Overnight Market Action - Back To Square One!
Someone pressed the "RESET" button!
5-DAY VIEW | Large caps in the US poised for a more substantial rally, soon. |
Stocks
When assessing equity valuations on a global level, we are (almost) back to the same levels from where the current advance has started only last week. However, there are now strong regional divergences and the same goes for asset classes.
US Small Caps support at higher level, less risky position. |
In the Russell 1000 left (US small caps - 5-day view), we can see that the current support levels are comparatively higher than in the large caps above, as the decline in the last 2 days has only revisited levels of Friday. Indeed, if markets suffer some extra volatility now, Small Caps have a secondary support level (red horizontal line) and could therefore be considered the less risky proposition. This supports our argument for a broader based rally, next time round.
What is important to realise that the support levels we now see are very strong. Only some adverse geopolitical event might disturb the balance short term. There are of course quite a few such potential events in the air, like the Jasmine revolution gripping the Arab world.
Gold
Gold prices pushing skyward |
Gold prices moved exactly as envisaged in the previous blog. Prices have raced above the top level of 1427, and should start a short pull back at anytime to the 1412-1415 level. Silver, by contrast, has already broken out to new all-time highs decisively, with prices touching $35!
It is glaringly obvious to me that the latest advance in precious metal prices is funded by recent global equity sales. Prices need to retreat first, before starting the ascend to new yearly highs, probably targeting $1500 before too long. The timing should pretty tally with almost all connected markets. The next move will also mark an overall sentiment change, in line with our theme of ASSET INFLATION.
Currencies
Currencies have played less of a crucial role of late (except for ever more strength in the S$), and it remains to be seen, how inflationary pressures in Asia will impact on our S$, - and whether or not it will have any impact on the advances in Asian bourses. Consensus, though questionable as always, seems to afford North Asia a better risk-reward setup. Some even go as far as excluding markets like Malaysia and Singapore from their recommendation, - and I beg to differ. But Indonesia & Philippines are probably oversubscribed.

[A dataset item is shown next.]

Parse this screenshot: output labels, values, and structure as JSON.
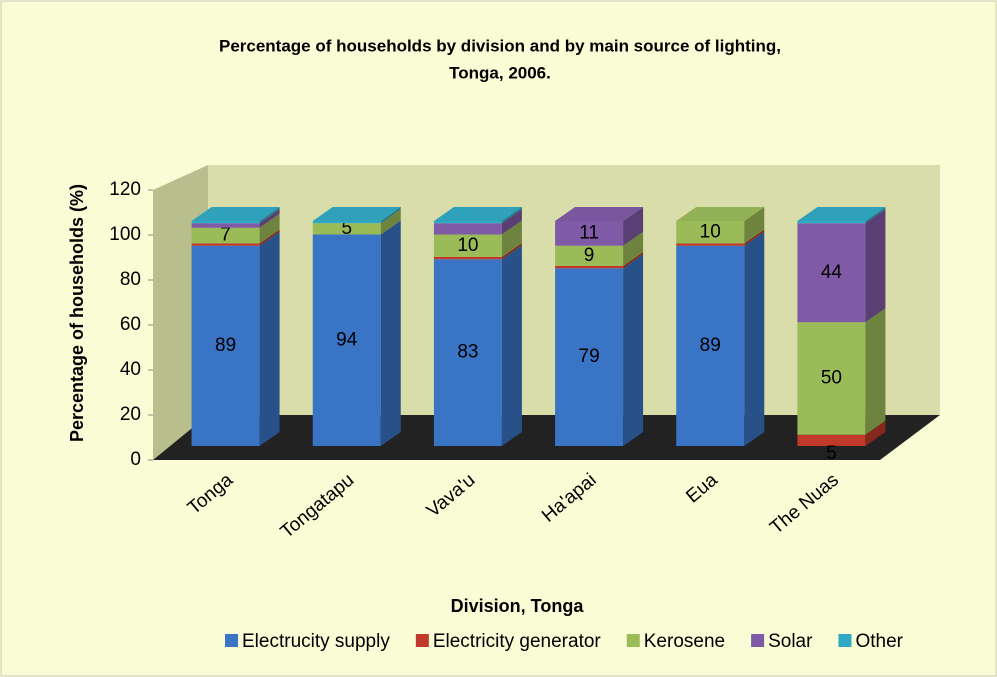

Analysis & Background Noise
As I have stated so often, events like the 'Jasmine Revolution' do not in itself upset the apple cart of professional equity investors medium term, though they may take some steps to safeguard their wealth. Yesterday's market action should be seen in this light as the advance from last week's lows was blistering - and hardly sustainable. The move was less than homogenous, comprising only a limited number of indices and asset classes. The next advance will have to be broader and potentially less volatile intraday. That does not mean less upside potential, - in the contrary.
In analysing the latest rally attempt, you will note that it consumed mainly large caps around the world, where access and liquidity was subservient to speedy trades, - in - out - with profits, at the touch of a button, - with the help of pre-programmed computer trading. This is not the action of investors embracing a higher level of risk, - this is opportunistic, making money on the trades that have corrected the most (and that's fine).
Of course, the media will tell you now that investors have suddenly changed their mind - all at the same time in global harmony - last night: - having voiced a sanguine outlook last week - they have now become worried sick, just when it looks like it is the end game for Muamar Al Gaddafi!
As if people with real responsibility and the money to boot can afford to be quite so fickle, getting scared at every market turn, or - be hoodwinked into buying yesterday's opportunities flashing across headlines. Visionaries (that;s what I term such pragmatic big investors) are hardly ever ruffled by such external events, - and indeed are probably looking forward to the exhilarating opportunity that will present itself in a liberated Arab world. It will come about if we let events evolve based on its own strength, - finding a way that is truly theirs. I would argue that any outside intervention does not help the people but - throw global equity markets into unnecessary turmoil. Outside intervention, or worse military intervention, certainly won't create any form of good will as the Iraqi story will tell us.
I don't mean to suggest that the 'Jasmine revolution' has been or will be an easy, effortless transition to a new order. But I can't see why it should have to have a negative impact on equity markets. - May be you know better.